Qiime2 updated and improved from Qiime
Qiime2.0.6 is live. Though billed as an incremental improvement, this is quite a jump. Complete with a separate web presence, tutorials, and forum. The documentation for the most part is much better organized in my opinion. Read on for more info.
Hi all. I recently had the opportunity to get group and alone time with members of the Caporaso and Knight Labs. In addition to the improved documentation, tutorials and other bells and whistles found at Qiime2.org, I have a few notes that may be of use to the UWyo community. There is an extensive set of documents at Qiime2.org:
- Qiime2 will operate in a plug-in fashion so that improvements or customizations no longer need to wait until the developers implement proposed additions (don't like Spearman or Pearson correlations…no problem).

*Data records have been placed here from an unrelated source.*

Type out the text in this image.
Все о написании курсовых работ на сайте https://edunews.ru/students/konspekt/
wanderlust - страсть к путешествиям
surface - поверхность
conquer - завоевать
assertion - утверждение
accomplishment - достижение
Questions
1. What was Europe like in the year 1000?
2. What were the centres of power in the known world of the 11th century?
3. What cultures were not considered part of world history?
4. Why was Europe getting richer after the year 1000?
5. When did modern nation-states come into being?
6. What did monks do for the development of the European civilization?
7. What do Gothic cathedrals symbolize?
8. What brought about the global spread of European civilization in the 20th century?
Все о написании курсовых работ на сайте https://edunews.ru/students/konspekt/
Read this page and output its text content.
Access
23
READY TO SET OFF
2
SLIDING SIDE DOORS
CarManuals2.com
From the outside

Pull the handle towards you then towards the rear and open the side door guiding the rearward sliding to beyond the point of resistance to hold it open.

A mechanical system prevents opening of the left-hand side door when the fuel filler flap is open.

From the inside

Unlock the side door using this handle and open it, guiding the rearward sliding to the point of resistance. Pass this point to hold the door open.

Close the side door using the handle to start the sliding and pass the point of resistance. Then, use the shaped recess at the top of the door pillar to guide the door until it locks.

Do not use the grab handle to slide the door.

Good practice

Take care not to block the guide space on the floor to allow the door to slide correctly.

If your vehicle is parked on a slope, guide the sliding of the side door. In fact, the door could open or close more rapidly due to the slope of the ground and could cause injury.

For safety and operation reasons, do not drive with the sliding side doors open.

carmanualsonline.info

- 454 is no longer supported.
- Qiime2 isn’t HPC ready yet so the largest dataset you can work with at this point is ~1 MiSeq run. You can Do the heavy lifting with Qiime1 if you prefer and then import the *.biom table(s) into Qiime2; however, it will not improve the OTU-picking. You can only avail yourself of the improved data management and visualizations portions of Qiime2. If all goes as planned Qiime2 will be HPC ready (beta) next summer.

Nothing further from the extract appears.